The competitive edge is real, but so are the risks.

The Crowding Problem

As more firms adopt the same LLM-based analysis, alpha from news sentiment decays faster.

  • Lopez-Lira & Tang document declining returns as LLM adoption rises — consistent with the Efficient Market Hypothesis
  • More sophisticated signals (tone analysis, cross-sector propagation) retain more alpha
  • The arms race: better NLP → alpha captured → faster decay → need even better NLP

The moat is shifting from speed of access to depth of understanding.

Exercises

Exercise 1: Headline Sentiment Classification

  1. Collect 20 recent financial headlines and have Claude classify sentiment, magnitude, and relevance for each.
  2. Compare classifications to actual stock price movements over the following day and calculate accuracy.
  3. Submit: spreadsheet with headlines, classifications, prices, and accuracy.

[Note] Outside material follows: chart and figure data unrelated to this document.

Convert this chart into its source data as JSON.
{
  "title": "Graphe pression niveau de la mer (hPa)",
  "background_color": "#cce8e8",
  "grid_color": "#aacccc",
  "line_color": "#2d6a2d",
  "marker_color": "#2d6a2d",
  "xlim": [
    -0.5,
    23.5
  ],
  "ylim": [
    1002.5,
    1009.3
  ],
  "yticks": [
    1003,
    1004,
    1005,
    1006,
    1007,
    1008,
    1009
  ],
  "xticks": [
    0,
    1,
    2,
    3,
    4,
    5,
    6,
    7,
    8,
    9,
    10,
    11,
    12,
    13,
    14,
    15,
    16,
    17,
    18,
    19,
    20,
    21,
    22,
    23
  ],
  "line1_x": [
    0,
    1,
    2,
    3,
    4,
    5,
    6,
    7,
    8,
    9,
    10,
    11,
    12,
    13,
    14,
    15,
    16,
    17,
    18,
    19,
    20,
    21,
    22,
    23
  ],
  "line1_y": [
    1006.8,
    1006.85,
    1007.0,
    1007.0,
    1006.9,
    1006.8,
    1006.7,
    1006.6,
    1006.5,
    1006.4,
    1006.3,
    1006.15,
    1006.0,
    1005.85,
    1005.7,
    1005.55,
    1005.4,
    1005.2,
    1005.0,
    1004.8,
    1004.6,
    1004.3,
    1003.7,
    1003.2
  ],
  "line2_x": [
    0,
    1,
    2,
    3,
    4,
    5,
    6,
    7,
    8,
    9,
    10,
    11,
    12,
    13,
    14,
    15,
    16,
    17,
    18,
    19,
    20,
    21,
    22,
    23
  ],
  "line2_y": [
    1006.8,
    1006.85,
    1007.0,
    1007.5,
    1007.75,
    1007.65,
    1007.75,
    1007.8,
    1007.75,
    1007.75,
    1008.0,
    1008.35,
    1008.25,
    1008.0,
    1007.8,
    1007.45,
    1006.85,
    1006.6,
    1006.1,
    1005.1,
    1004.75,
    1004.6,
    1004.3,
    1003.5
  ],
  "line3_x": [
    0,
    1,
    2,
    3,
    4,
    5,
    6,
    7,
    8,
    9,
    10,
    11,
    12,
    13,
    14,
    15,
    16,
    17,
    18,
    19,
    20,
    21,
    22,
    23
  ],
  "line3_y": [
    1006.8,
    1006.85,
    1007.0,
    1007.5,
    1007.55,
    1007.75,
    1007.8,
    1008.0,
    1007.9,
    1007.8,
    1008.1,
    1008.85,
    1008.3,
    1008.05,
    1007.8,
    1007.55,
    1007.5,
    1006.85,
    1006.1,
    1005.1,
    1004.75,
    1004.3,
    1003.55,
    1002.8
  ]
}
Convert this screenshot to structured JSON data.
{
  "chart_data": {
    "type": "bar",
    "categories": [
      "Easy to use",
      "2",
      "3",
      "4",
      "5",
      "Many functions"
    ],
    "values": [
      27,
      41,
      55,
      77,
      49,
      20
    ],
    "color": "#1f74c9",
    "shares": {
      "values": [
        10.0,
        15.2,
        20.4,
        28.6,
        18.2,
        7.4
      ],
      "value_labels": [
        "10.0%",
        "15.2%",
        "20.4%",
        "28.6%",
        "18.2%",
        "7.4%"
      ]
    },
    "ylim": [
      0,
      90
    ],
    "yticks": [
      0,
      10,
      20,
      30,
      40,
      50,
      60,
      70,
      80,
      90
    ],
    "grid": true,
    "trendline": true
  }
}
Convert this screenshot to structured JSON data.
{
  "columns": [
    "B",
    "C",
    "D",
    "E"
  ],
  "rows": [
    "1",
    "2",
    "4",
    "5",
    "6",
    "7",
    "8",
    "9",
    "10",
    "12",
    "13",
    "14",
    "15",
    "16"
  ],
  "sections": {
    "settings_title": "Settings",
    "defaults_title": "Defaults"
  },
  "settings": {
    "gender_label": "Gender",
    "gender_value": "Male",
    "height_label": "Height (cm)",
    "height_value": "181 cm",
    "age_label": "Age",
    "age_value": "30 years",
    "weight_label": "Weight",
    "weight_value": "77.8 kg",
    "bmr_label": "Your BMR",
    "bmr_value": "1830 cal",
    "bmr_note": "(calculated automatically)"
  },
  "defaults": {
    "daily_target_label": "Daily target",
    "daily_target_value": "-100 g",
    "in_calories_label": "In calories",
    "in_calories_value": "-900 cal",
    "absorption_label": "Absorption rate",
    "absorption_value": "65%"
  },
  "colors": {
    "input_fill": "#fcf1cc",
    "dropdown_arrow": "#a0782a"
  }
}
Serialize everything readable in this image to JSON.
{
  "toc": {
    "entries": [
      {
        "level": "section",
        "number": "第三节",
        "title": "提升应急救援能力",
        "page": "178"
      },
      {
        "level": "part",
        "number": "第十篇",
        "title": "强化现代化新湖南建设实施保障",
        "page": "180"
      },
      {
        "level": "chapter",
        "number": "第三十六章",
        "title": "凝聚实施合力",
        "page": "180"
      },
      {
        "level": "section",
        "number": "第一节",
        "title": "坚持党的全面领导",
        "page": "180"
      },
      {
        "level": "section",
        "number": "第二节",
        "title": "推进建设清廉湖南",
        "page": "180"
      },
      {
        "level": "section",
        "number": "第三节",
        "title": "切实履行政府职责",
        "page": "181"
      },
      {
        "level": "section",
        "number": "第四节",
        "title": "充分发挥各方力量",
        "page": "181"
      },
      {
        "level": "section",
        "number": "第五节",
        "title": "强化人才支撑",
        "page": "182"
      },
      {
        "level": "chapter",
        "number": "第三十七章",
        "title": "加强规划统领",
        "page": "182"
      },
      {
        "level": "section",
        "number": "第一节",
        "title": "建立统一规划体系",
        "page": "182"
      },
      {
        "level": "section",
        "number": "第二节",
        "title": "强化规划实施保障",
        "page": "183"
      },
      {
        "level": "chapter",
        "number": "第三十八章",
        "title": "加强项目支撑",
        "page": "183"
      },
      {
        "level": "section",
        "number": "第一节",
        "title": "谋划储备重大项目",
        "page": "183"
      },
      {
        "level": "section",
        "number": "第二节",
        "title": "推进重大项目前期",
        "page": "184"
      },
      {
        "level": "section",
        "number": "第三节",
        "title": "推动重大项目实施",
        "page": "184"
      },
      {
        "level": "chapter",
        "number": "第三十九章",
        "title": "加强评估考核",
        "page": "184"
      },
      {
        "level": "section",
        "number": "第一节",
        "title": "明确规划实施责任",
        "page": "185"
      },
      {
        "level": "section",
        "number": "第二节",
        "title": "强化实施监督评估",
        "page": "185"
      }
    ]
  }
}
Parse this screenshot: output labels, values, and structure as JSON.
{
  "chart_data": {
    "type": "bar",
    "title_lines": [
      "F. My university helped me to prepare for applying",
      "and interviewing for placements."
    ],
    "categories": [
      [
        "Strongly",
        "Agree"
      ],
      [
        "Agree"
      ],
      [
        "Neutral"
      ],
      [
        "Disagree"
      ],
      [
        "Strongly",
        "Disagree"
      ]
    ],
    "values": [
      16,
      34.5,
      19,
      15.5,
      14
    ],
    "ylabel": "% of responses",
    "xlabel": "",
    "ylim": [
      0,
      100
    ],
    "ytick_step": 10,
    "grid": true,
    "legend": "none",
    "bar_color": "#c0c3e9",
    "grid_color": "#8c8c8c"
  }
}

Exercise 2: Earnings Call Analysis

  1. Download an earnings call transcript (e.g., from Seeking Alpha)
  2. Ask Claude to:
    • Rate management tone ($-$5 to +5)
    • Identify forward-looking statements that differ from consensus
    • Flag hedging language
  3. Compare to the stock’s post-earnings move
  4. Submit: transcript excerpt + Claude’s analysis + stock movement + reflection

Exercise 3: FinBERT Comparison (Bonus)

  1. Run the same 20 headlines through FinBERT (via HuggingFace)
  2. Compare FinBERT’s classifications to Claude’s
  3. Which handles nuance better? Where does each fail?
  4. Submit: side-by-side comparison + analysis

Summary

What We Know

  • LLMs dramatically outperform dictionaries (50% → 74% accuracy)
  • GPT-4 can match or beat human analysts
  • Fine-tuned small models compete at a fraction of cost

What to Watch

  • Alpha decay as adoption increases
  • Adversarial attacks and manipulation
  • Crowding risk: correlated AI trades → systemic instability

The value of LLMs in trading is not just speed — it is depth of understanding.

Key References

  • Lopez-Lira & Tang (2023). Can ChatGPT Forecast Stock Price Movements? Journal of Finance.
  • Kirtac & Germano (2024). Sentiment Trading with Large Language Models. Finance Research Letters.
  • Kim, Muhn & Nikolaev (2024). Financial Statement Analysis with Large Language Models.
  • Araci (2019). FinBERT: Financial Sentiment Analysis with Pre-Trained Language Models.
  • Wu et al. (2023). BloombergGPT: A Large Language Model for Finance.
  • Yang et al. (2023). FinGPT: Open-Source Financial Large Language Models.
  • FinLlama (2024). Financial Sentiment Analysis for Algorithmic Trading. ICAIF ’24.
  • Caldara & Iacoviello (2022). Measuring Geopolitical Risk. AER, 112(4).
  • Li et al. (2024). FinDKG: Dynamic Knowledge Graphs with LLMs. ICAIF ’24.